Baraj sisteminden dolayı DEHAP'ın 3 Kasım seçimlerinde elde ettiği 53 milletvekili, AKP ve CHP tarafından, halka rağmen paylaşıldı. Bu Anayasa'nın eşitlik ve adalet ölçülerine tamamen aykırıdır. Barajın ve seçim yasasını değişmesi gerekir.
Seçim sistemi, Türkiye'nin önündeki sorunların aşılmasında en temel etkendir. Yüzde 10 barajı yüzde 5'in altına çekilmelidir."
İstifalar: "CHP Türkiye'nin önünde engel konumuna gelmiştir. Kendi içerisindeki farklı sesleri hazmetmeyen reddeden ve dışlayan bir tutum içerisinde, dağılma görüntüsü vermektedir. İstifalar doğaldır.
AKP, Türkiye'nin temel sorunlarında çözüm gücü olamadığı görülünce, çekim merkezi olmaktan çıkmıştır.
Farklılıkların mecliste yer bulmasını demokrasi açısından olumlu karşılıyoruz. SHP'nin olmasını da önemsiyoruz."
Devlet yardımı: Devlet hazine yardımının dağıtımında adil değildir. Hazine yardımı bu ülkenin vergilerinden oluşturmaktadır. DEHAP'tan örnek verirsek, partimize oy veren 2 milyon insanının ödediği vergilerden başkaları nemalanıyor.
Uğur Cilasun (SHP): Devlet yardım etmezse, partiler boyunduruk altına girer
SHP Genel Sekreter Yardımcısı Uğur Cilasun, 28 Mart'ta 5 milletvekilinin SHP'ye geçmesini, "Türkiye solunun bir şekilde kefeni yırtması" olarak yorumluyor.

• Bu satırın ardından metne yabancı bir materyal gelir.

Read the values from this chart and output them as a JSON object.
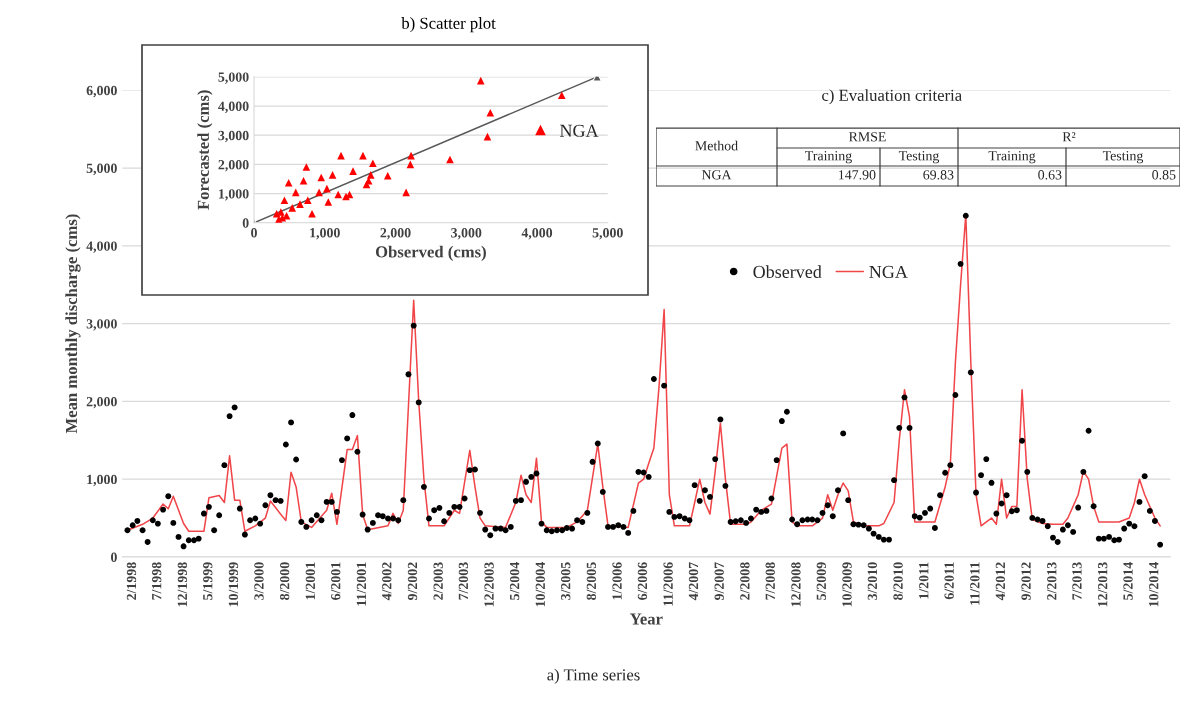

Devlet yardımı: "Siyasi irade partilere katkıda bulunmayı birkaç nerenle öngörmüş. Birincisi, partiler siyasi hayatın vazgeçilmez unsurlarıdır ve yaşamaları gerekir. Bunun için de maddi katkıya ihtiyaç vardır.
İkincisi bu maddi katkıyı devlet yapmazsa, siyasi partiler başka güçlere dayanırlar. Siyasi partiler, maddi durumları yüksek katmanların boyunduruğu altına girer.
Biz hakkımızı, hukuki yolları da kullanarak, sonuna kadar savunacağız."
İttifak: "Yerel seçime giderken seçim ittifakı yaptık. Seçim bitti, ittifakın koşulları kalmadı. İttifak yaptığımız partiler çizgi değişikliğine gittiler. DEHAP kendini feshetmeye karar verdi. ÖTP de kendini feshetmeye karar verdi; yeni bir oluşum için."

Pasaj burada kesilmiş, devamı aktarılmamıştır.